Die Musik bietet eine gelungene Abwechslung zu anderen Titeln. Man muss sich zwar zunächst an sie gewöhnen, da man derartige Klänge bisher nur selten gehört hat, jedoch ist sie zu keiner Zeit störend und bereitet zusätzliche Freude. Man glaubt zunächst, dass die Töne durcheinander geraten sind, jedoch fügen sie sich geschickt zu einem Ganzen, um eine spannende Atmosphäre zu schaffen. Sie wechselt je nach Situationen, so dass sie während einer Sequenz bedrohlich und auf einer Karte motivierend wirkt. Die Geräuschkulisse ist sehr passend. Man hört, wie die Parteien kämpfen und wenn eine Angriffswelle erfolgt, ertönt ein Signal, damit man die Schlacht nicht verpasst. Die Figuren können nicht sprechen und man kann die Gespräche nur lesen, aber der große Spielumfang macht das wieder wett.
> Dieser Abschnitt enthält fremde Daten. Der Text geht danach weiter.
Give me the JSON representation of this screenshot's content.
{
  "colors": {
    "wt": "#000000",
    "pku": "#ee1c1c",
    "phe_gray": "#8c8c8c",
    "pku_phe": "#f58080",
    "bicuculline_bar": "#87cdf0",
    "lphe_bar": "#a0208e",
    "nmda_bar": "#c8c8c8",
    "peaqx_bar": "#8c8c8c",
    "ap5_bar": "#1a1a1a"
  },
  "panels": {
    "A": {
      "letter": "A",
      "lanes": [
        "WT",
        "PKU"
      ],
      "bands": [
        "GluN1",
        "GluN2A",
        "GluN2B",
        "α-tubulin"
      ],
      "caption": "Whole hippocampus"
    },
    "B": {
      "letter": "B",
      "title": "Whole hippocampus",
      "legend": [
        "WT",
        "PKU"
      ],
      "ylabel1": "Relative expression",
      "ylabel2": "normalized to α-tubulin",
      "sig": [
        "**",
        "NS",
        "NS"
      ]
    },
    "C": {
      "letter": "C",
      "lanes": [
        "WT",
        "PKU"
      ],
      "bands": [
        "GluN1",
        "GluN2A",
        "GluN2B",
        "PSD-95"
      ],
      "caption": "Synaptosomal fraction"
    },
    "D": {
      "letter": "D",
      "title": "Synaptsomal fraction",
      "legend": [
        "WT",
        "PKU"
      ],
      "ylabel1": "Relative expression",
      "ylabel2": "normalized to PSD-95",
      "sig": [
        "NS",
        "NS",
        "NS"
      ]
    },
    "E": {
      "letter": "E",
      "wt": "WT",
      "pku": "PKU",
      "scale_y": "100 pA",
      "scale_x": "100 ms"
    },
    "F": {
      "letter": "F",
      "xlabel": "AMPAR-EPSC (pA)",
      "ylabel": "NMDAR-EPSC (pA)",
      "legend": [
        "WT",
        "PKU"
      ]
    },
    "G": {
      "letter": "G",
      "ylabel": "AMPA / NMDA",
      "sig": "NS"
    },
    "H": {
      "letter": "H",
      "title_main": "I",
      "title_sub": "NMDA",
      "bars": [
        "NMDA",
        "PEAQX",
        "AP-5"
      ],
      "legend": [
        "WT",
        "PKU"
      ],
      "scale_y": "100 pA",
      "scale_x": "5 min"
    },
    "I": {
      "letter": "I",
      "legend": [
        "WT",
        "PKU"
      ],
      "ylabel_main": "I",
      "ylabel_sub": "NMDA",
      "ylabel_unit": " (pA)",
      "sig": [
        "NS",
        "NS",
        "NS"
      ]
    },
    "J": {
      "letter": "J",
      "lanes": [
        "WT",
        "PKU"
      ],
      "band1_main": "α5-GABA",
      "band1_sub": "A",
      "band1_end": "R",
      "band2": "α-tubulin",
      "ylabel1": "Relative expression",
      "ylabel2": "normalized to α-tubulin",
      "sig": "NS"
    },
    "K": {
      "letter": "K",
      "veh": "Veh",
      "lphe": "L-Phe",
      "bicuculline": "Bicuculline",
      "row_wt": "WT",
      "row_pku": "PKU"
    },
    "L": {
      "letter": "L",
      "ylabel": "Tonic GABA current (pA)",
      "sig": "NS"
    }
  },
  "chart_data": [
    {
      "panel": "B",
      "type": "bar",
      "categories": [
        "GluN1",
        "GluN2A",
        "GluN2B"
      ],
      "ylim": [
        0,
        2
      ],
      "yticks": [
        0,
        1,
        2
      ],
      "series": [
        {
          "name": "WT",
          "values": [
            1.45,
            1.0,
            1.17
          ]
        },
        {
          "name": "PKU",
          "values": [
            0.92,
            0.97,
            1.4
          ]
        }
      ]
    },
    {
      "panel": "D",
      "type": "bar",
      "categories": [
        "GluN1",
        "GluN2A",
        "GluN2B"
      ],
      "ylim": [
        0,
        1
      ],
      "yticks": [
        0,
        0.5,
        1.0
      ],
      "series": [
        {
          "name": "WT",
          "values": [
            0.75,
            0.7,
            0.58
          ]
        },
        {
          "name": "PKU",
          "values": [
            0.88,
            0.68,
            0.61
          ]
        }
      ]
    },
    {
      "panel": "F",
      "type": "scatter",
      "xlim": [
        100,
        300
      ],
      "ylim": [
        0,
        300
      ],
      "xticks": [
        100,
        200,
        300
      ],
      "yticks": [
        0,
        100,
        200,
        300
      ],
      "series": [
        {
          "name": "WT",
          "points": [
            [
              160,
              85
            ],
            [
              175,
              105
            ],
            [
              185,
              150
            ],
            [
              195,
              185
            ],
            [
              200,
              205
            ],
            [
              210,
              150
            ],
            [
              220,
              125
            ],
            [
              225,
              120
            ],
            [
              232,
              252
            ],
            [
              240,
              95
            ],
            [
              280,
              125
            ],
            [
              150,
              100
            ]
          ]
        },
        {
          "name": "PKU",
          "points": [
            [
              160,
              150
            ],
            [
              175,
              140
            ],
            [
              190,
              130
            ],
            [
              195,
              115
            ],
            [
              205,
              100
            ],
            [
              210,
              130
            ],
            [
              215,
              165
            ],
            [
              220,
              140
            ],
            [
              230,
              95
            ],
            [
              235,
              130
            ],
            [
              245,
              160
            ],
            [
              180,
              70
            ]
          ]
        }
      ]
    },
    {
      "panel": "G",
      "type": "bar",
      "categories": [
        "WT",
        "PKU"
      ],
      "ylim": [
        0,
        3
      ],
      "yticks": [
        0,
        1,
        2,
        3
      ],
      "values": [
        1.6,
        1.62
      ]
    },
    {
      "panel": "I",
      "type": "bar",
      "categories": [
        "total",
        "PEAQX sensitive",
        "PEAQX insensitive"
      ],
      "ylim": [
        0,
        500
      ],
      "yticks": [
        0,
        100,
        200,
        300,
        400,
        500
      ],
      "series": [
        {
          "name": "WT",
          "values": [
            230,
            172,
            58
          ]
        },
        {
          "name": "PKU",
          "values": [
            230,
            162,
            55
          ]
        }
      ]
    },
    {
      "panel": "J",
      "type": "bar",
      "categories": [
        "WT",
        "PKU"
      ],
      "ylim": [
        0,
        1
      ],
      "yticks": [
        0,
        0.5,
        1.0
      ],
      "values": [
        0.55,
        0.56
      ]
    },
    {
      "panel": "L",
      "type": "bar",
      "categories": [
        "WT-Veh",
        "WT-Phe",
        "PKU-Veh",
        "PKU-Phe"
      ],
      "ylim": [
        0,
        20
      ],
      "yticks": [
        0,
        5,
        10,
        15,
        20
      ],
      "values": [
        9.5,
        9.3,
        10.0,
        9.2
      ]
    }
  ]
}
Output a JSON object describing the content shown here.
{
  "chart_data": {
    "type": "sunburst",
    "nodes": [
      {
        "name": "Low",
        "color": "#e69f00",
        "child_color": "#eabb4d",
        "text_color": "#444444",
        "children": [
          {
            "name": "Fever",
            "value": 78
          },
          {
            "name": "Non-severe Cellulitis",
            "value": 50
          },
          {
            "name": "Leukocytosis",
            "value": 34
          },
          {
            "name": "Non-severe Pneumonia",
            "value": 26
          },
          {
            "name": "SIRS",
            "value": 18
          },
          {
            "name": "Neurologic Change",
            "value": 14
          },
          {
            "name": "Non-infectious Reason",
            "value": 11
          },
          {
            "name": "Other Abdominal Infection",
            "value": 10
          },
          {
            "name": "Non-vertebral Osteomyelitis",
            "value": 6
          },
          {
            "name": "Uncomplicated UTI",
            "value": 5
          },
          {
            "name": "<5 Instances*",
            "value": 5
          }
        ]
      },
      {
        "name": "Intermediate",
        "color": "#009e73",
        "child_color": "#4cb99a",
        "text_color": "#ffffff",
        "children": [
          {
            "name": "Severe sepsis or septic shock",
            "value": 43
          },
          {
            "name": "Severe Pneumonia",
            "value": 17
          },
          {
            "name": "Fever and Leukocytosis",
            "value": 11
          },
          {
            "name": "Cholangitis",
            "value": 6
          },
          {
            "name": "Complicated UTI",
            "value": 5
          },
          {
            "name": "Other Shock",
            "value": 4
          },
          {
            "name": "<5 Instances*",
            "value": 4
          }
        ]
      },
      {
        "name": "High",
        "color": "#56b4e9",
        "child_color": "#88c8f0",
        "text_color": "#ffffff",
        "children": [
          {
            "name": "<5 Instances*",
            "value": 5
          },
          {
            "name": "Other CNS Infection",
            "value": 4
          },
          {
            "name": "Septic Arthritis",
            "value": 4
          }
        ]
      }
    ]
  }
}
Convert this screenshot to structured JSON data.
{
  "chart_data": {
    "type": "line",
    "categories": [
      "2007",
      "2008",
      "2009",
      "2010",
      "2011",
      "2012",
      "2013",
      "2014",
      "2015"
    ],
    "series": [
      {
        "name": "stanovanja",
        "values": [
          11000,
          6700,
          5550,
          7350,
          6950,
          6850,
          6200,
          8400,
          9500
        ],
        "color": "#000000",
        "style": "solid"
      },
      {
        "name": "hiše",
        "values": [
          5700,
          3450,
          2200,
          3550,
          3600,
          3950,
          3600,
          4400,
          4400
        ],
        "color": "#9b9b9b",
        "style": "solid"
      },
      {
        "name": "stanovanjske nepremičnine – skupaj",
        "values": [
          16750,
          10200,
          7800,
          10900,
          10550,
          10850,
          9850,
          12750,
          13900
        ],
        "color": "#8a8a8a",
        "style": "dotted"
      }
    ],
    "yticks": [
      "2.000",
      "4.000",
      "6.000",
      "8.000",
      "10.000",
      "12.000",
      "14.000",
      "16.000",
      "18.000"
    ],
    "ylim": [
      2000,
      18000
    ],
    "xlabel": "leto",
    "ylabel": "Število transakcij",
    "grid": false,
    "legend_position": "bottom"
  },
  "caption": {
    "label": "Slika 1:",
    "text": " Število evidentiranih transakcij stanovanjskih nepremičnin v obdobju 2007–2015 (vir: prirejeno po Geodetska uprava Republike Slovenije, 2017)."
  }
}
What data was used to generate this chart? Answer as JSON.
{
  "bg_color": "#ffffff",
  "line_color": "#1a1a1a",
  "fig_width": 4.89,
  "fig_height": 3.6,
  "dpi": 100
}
Zwei sind besser als einer

Im Mehrspielermodus ist es möglich, gegen einen Freund anzutreten, um herauszufinden, wer Ninjatown besser verteidigen kann. Das Spiel verläuft wie gewohnt, jedoch werden die Ergebnisse miteinander verglichen. Man muss versuchen, schneller zu sein als der Mitspieler und seine Hütten bestmöglich platzieren, um eine Angriffswelle effektiv abzuwehren. Der Schnellere erhält eine Charaktermarke, während dem anderen ein Leben abgezogen wird. Zum Ausgleich verfügt er aber dann über eine verbotene Technik, die sofort gegen den Mitspieler angewendet wird. Er kann beispielsweise 50 Prozent der Kekse klauen oder ein Gebäude wird willkürlich zerstört. Der Gewinner ist derjenige, dessen Ninjameister als letzter auf dem Feld verbleibt.

Fazit

"Ninjatown" ist wirklich gelungen, da es wegen seines Umfangs und der Optik Spielspaß für Jung und Alt bietet. Die taktische Ausführung gestaltet sich als nicht immer einfach, so dass auch ein Erwachsener bisweilen mit Schwierigkeiten rechnen muss. Herausragend sind das Aussehen der Charaktere und der Umgebung sowie die Abwechslung im Spielverlauf, da man viele unterschiedliche Interaktionen anwenden kann. Langeweile kommt bei dem Titel nicht auf, da jedes Gebiet anders als die übrigen gestaltet ist und man mit immer neuen Problemen zu kämpfen hat.